Shanghai Introduces Incentive Program to Boost Grid Flexibility and Energy Storage

31 Jul.,2025

Shanghai’s Development and Reform Commission, along with two other municipal departments, has jointly issued the Administrative Measures for Incentive Funds to Support Regulation Capacity in the City’s New Power System.

 

Original By NLS

Shanghai’s Development and Reform Commission, along with two other municipal departments, has jointly issued the Administrative Measures for Incentive Funds to Support Regulation Capacity in the City’s New Power System. The policy offers financial rewards to qualified virtual power plant (VPP) operators and new energy storage enterprises for projects connected to the grid between January 1, 2024, and December 31, 2028.

Grid flexibility is essential to the development of a modern power system. Virtual power plants—platforms that aggregate and coordinate distributed energy resources—are seen as a key enabler of this flexibility. Among the critical assets within VPPs are vehicle-to-grid (V2G) technologies and new forms of energy storage.

The new measures aim to accelerate the integration of VPP resources while promoting the scale-up of energy storage infrastructure within the city. By incentivizing smart charging infrastructure and storage deployment, Shanghai is addressing current capacity shortfalls and laying the groundwork for a more resilient and adaptable power system.

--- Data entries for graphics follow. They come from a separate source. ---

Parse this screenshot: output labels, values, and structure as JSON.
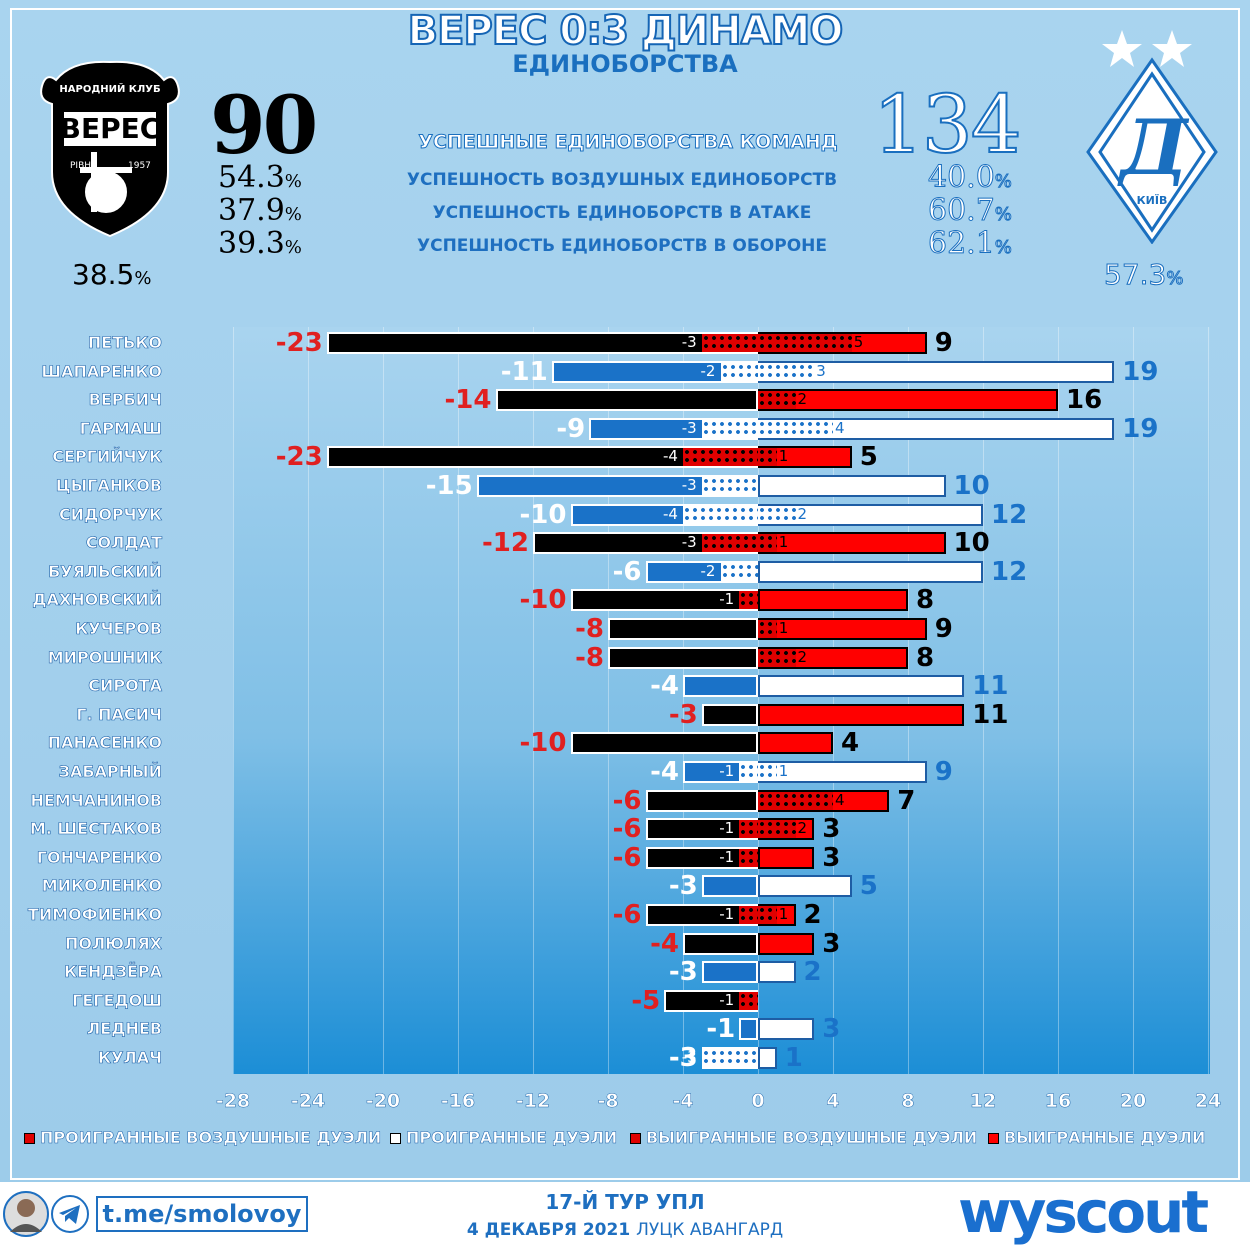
{
  "header": {
    "title": "ВЕРЕС 0:3 ДИНАМО",
    "subtitle": "ЕДИНОБОРСТВА",
    "team_left": {
      "logo_top": "НАРОДНИЙ КЛУБ",
      "logo_name": "ВЕРЕС",
      "logo_city": "РІВНЕ",
      "logo_year": "1957",
      "total": "90",
      "team_pct": "38.5",
      "pct_sign": "%"
    },
    "team_right": {
      "logo_text": "КИЇВ",
      "total": "134",
      "team_pct": "57.3",
      "pct_sign": "%"
    },
    "stats": [
      {
        "label": "УСПЕШНЫЕ ЕДИНОБОРСТВА КОМАНД",
        "left": null,
        "right": null
      },
      {
        "label": "УСПЕШНОСТЬ ВОЗДУШНЫХ ЕДИНОБОРСТВ",
        "left": "54.3",
        "right": "40.0"
      },
      {
        "label": "УСПЕШНОСТЬ ЕДИНОБОРСТВ В АТАКЕ",
        "left": "37.9",
        "right": "60.7"
      },
      {
        "label": "УСПЕШНОСТЬ ЕДИНОБОРСТВ В ОБОРОНЕ",
        "left": "39.3",
        "right": "62.1"
      }
    ]
  },
  "chart_data": {
    "type": "bar",
    "orientation": "horizontal-diverging",
    "xlim": [
      -28,
      24
    ],
    "xticks": [
      -28,
      -24,
      -20,
      -16,
      -12,
      -8,
      -4,
      0,
      4,
      8,
      12,
      16,
      20,
      24
    ],
    "grid": true,
    "legend_position": "bottom",
    "legend": [
      "ПРОИГРАННЫЕ ВОЗДУШНЫЕ ДУЭЛИ",
      "ПРОИГРАННЫЕ ДУЭЛИ",
      "ВЫИГРАННЫЕ ВОЗДУШНЫЕ ДУЭЛИ",
      "ВЫИГРАННЫЕ ДУЭЛИ"
    ],
    "players": [
      {
        "name": "ПЕТЬКО",
        "team": "veres",
        "lost": -23,
        "lost_air": -3,
        "won": 9,
        "won_air": 5
      },
      {
        "name": "ШАПАРЕНКО",
        "team": "dynamo",
        "lost": -11,
        "lost_air": -2,
        "won": 19,
        "won_air": 3
      },
      {
        "name": "ВЕРБИЧ",
        "team": "veres",
        "lost": -14,
        "lost_air": 0,
        "won": 16,
        "won_air": 2
      },
      {
        "name": "ГАРМАШ",
        "team": "dynamo",
        "lost": -9,
        "lost_air": -3,
        "won": 19,
        "won_air": 4
      },
      {
        "name": "СЕРГИЙЧУК",
        "team": "veres",
        "lost": -23,
        "lost_air": -4,
        "won": 5,
        "won_air": 1
      },
      {
        "name": "ЦЫГАНКОВ",
        "team": "dynamo",
        "lost": -15,
        "lost_air": -3,
        "won": 10,
        "won_air": 0
      },
      {
        "name": "СИДОРЧУК",
        "team": "dynamo",
        "lost": -10,
        "lost_air": -4,
        "won": 12,
        "won_air": 2
      },
      {
        "name": "СОЛДАТ",
        "team": "veres",
        "lost": -12,
        "lost_air": -3,
        "won": 10,
        "won_air": 1
      },
      {
        "name": "БУЯЛЬСКИЙ",
        "team": "dynamo",
        "lost": -6,
        "lost_air": -2,
        "won": 12,
        "won_air": 0
      },
      {
        "name": "ДАХНОВСКИЙ",
        "team": "veres",
        "lost": -10,
        "lost_air": -1,
        "won": 8,
        "won_air": 0
      },
      {
        "name": "КУЧЕРОВ",
        "team": "veres",
        "lost": -8,
        "lost_air": 0,
        "won": 9,
        "won_air": 1
      },
      {
        "name": "МИРОШНИК",
        "team": "veres",
        "lost": -8,
        "lost_air": 0,
        "won": 8,
        "won_air": 2
      },
      {
        "name": "СИРОТА",
        "team": "dynamo",
        "lost": -4,
        "lost_air": 0,
        "won": 11,
        "won_air": 0
      },
      {
        "name": "Г. ПАСИЧ",
        "team": "veres",
        "lost": -3,
        "lost_air": 0,
        "won": 11,
        "won_air": 0
      },
      {
        "name": "ПАНАСЕНКО",
        "team": "veres",
        "lost": -10,
        "lost_air": 0,
        "won": 4,
        "won_air": 0
      },
      {
        "name": "ЗАБАРНЫЙ",
        "team": "dynamo",
        "lost": -4,
        "lost_air": -1,
        "won": 9,
        "won_air": 1
      },
      {
        "name": "НЕМЧАНИНОВ",
        "team": "veres",
        "lost": -6,
        "lost_air": 0,
        "won": 7,
        "won_air": 4
      },
      {
        "name": "М. ШЕСТАКОВ",
        "team": "veres",
        "lost": -6,
        "lost_air": -1,
        "won": 3,
        "won_air": 2
      },
      {
        "name": "ГОНЧАРЕНКО",
        "team": "veres",
        "lost": -6,
        "lost_air": -1,
        "won": 3,
        "won_air": 0
      },
      {
        "name": "МИКОЛЕНКО",
        "team": "dynamo",
        "lost": -3,
        "lost_air": 0,
        "won": 5,
        "won_air": 0
      },
      {
        "name": "ТИМОФИЕНКО",
        "team": "veres",
        "lost": -6,
        "lost_air": -1,
        "won": 2,
        "won_air": 1
      },
      {
        "name": "ПОЛЮЛЯХ",
        "team": "veres",
        "lost": -4,
        "lost_air": 0,
        "won": 3,
        "won_air": 0
      },
      {
        "name": "КЕНДЗЁРА",
        "team": "dynamo",
        "lost": -3,
        "lost_air": 0,
        "won": 2,
        "won_air": 0
      },
      {
        "name": "ГЕГЕДОШ",
        "team": "veres",
        "lost": -5,
        "lost_air": -1,
        "won": 0,
        "won_air": 0
      },
      {
        "name": "ЛЕДНЕВ",
        "team": "dynamo",
        "lost": -1,
        "lost_air": 0,
        "won": 3,
        "won_air": 0
      },
      {
        "name": "КУЛАЧ",
        "team": "dynamo",
        "lost": -3,
        "lost_air": -3,
        "won": 1,
        "won_air": 0
      }
    ]
  },
  "colors": {
    "veres_bar": "#000000",
    "dynamo_bar": "#1a72c8",
    "won_red": "#ff0000",
    "won_white": "#ffffff",
    "veres_label_lost": "#e02020",
    "dynamo_label_lost": "#ffffff",
    "veres_label_won": "#000000",
    "dynamo_label_won": "#1a72c8"
  },
  "footer": {
    "handle": "t.me/smolovoy",
    "round": "17-Й ТУР УПЛ",
    "date_prefix": "4 ДЕКАБРЯ 2021",
    "venue": "ЛУЦК АВАНГАРД",
    "brand": "wyscout"
  }
}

Under the policy, the following incentive standards will apply to projects that come online before September 1, 2025:

  1. Annual Incentives for VPP Aggregation Platforms

VPP platforms will receive RMB 50 per kilowatt of verified regulation capacity each year, with a maximum of RMB 1.5 million per platform annually. The incentive is valid for three consecutive years.

  1. Annual Incentives for V2G Regulation Capacity

Smart V2G charging and discharging stations will be eligible for rewards based on evaluation results provided by grid operators (specific assessment criteria to be released separately). This incentive also runs for three years. In addition, privately owned non-smart chargers that are upgraded to smart models by the end of 2024 will qualify for a one-time incentive. However, upgrades completed in 2025 or later will not be eligible.